The promoted data asset displays in the space and is available for use as an input data source in a deployment job.

Adding data to a space

To add data directly to a space:

  1. From the Assets page of the deployment space, click Add to space.
  2. Choose the type of data asset to add:
    • Data to specify a file to upload
    • Connection to specify a connection to a data repository such as DB2
    • Connected data to connect to data in a storage object such as a Cloud Object Storage bucket
  3. Complete the steps to add the data.

The data asset displays in the space and is available for use as an input data source in a deployment job.

Using data from a Cloud Object Storage connection

  1. Create a connection to IBM Cloud Object Storage by adding a Connection to your project or space and selecting Cloud Object Storage (infrastructure) as the connection type. Provide the secret key, access key and login URL.
  2. Add input and output files to the deployment space as connected data using the COS connection you created.

Using data from a Storage volume (NFS) connection

For details on using data from a networked file system, see Storage volume connection.

Data sources for batch jobs

Input data can be supplied to a batch job as:

  • Inline data - In this method, the input data for batch processing is specified in the batch deployment job’s payload, for example, you can pass a CSV file as the deployment input in the UI or as a value for parameter scoring.input_data in a notebook. Once the batch deployment job is completed, the output of the batch deployment job is written to the corresponding job’s metadata parameter scoring.predictions
  • Data reference - in this method, the input and output data for batch processing can be stored in a remote data source like a Cloud Object Storage bucket, an SQL/no-SQL database, or as a local or managed data asset in a deployment space. Details for data references include:

    • input_data_references.type and output_data_reference.type must be data_asset

    • The references to input data must be specified as a /v2/assets href in the input_data_references.location.href parameter in the deployment job’s payload. The data asset specified here can be a reference to a local or connected data asset.

    • If the batch deployment job’s output data has to be persisted in a remote data source, the references to output data must be specified as a /v2/assets href in output_data_reference.location.href parameter in the deployment job’s payload.

    • If the batch deployment job’s output data has to be persisted in a deployment space as a local asset, output_data_reference.location.name must be specified. Once the batch deployment job is completed successfully, the asset with the specified name will be created in the space.
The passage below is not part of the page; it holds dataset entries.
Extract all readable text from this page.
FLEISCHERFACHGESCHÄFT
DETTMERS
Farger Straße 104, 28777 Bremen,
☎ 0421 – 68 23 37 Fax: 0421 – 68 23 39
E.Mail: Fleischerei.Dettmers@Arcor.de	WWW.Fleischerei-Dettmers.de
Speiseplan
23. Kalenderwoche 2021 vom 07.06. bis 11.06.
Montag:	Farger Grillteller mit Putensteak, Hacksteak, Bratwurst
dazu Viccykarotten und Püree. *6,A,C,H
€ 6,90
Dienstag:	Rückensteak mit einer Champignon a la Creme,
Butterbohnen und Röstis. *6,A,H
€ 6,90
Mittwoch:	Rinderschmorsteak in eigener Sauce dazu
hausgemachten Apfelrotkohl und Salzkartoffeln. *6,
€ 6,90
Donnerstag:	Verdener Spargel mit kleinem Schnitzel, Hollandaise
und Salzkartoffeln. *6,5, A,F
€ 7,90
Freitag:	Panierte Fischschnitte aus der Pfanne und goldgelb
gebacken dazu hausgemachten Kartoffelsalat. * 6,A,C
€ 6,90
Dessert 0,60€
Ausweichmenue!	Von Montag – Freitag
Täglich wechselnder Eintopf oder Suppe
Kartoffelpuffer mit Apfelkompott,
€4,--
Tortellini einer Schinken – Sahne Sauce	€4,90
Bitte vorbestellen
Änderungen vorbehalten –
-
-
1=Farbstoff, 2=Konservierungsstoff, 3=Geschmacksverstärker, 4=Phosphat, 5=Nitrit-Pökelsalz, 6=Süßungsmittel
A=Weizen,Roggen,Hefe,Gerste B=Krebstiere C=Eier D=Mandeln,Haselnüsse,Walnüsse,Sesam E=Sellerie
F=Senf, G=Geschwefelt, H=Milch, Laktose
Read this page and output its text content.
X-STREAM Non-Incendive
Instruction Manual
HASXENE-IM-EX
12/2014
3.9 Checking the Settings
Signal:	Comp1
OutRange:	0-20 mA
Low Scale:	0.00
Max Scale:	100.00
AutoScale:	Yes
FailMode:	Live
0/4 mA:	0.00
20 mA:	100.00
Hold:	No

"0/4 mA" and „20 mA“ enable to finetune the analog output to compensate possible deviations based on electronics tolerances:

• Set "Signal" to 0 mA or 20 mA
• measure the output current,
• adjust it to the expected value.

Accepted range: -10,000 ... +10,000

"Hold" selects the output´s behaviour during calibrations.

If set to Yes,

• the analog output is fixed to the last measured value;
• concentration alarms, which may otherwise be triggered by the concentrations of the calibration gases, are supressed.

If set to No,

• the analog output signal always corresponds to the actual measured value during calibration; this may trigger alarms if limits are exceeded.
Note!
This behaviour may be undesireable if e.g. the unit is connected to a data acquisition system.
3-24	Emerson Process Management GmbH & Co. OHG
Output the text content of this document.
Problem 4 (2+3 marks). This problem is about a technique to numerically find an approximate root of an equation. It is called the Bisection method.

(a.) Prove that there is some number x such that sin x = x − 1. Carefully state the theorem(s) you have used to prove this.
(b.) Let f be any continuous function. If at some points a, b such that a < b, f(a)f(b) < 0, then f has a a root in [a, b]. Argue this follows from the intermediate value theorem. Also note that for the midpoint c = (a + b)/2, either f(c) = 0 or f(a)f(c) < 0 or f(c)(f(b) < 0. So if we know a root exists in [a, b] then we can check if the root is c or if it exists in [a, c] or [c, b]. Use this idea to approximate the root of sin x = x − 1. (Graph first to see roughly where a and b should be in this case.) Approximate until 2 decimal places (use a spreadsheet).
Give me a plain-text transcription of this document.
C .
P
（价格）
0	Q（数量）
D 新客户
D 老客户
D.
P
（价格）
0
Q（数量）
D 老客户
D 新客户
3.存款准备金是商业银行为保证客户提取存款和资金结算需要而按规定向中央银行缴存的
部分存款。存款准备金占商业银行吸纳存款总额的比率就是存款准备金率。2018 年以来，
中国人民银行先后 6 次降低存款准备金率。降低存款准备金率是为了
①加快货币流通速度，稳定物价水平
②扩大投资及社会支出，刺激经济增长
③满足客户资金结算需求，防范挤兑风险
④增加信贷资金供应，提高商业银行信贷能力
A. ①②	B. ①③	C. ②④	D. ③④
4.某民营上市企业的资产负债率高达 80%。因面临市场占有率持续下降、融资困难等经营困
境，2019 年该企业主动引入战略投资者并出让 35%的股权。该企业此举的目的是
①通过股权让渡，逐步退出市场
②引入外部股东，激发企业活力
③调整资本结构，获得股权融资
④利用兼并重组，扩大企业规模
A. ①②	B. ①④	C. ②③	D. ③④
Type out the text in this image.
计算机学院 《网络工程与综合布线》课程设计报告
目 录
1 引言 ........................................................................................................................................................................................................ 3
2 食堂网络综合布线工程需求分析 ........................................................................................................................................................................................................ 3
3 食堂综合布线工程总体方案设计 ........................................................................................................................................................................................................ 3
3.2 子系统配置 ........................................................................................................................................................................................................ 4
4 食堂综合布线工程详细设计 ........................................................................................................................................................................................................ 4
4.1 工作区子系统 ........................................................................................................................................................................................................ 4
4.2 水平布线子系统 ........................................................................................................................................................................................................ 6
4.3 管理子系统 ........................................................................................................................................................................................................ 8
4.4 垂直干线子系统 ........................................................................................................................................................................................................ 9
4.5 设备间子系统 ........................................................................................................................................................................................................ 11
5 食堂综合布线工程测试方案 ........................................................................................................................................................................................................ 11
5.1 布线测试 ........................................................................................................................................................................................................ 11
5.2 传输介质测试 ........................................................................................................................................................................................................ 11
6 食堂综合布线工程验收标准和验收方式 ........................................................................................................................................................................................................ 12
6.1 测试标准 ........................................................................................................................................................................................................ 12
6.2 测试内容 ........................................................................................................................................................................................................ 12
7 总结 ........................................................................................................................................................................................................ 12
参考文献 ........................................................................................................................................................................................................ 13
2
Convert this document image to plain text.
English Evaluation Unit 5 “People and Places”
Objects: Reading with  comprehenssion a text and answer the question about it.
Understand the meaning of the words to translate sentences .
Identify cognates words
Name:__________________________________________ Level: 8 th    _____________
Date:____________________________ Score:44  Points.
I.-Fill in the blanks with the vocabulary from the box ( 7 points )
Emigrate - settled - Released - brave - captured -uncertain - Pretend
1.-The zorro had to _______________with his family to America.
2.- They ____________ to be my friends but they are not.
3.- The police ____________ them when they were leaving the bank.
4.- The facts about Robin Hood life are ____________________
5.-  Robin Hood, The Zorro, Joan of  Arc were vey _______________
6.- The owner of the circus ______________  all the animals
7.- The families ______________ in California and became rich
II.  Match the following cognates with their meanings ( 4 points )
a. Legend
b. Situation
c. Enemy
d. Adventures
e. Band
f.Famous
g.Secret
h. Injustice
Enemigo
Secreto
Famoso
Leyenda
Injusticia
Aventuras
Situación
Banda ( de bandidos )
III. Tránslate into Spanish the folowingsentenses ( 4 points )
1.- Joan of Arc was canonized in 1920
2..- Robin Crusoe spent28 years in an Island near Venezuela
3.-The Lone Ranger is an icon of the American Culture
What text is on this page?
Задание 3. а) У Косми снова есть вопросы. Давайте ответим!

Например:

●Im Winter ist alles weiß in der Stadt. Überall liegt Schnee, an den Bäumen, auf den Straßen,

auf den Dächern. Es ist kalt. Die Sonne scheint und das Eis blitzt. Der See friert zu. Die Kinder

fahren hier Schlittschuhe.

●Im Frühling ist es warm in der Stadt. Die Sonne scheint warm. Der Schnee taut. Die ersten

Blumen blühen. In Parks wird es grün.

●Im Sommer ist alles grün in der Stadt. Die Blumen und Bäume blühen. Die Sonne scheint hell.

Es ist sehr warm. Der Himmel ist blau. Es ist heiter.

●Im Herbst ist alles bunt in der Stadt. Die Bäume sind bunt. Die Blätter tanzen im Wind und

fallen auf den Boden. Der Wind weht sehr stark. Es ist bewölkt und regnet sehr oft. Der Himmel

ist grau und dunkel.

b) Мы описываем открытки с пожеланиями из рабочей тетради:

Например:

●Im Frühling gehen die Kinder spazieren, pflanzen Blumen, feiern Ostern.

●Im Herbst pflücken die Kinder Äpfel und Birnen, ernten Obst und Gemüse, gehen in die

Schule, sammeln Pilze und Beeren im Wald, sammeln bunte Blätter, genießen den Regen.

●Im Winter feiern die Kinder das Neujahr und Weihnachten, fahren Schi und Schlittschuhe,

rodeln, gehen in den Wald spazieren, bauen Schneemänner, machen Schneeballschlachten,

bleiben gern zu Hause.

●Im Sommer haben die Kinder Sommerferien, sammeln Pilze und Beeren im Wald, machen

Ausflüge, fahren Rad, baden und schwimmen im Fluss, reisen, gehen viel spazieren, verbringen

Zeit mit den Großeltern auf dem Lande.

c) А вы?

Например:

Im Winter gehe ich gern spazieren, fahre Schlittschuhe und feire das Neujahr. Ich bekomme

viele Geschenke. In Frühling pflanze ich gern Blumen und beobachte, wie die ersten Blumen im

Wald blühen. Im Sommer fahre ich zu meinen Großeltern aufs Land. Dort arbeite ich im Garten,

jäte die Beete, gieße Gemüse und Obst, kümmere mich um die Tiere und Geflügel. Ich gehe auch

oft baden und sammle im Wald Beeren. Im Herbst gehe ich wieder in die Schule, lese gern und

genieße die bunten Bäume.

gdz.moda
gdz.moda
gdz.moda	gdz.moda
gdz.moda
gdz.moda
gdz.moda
    • If the output data references where the data asset is in a remote database, you can specify if the batch output should be appended to the table or if the table is to be truncated and output data updated. Use the output_data_references.location.write_mode parameter to specify the values truncate or append. Note the following:

      • Specifying truncate as value truncates the table and inserts the batch output data.
      • Specifying append as value appends the batch output data to the remote database table.
      • write_mode is applicable only for output_data_references parameter.
      • write_mode is applicable only for remote database related data assets. This parameter will not be applicable for a local data asset or a COS-based data asset.
    • Any input and output data asset references must be in the same space id as the batch deployment.

    • If the connected data asset references a Cloud Object Storage instance as source, for example, a file in a Cloud Object Storage bucket, you must supply the HMAC credentials for the COS bucket. Include an Access Key and a Secret Key to your IBM Cloud Object Storage connection to enable access to the stored files.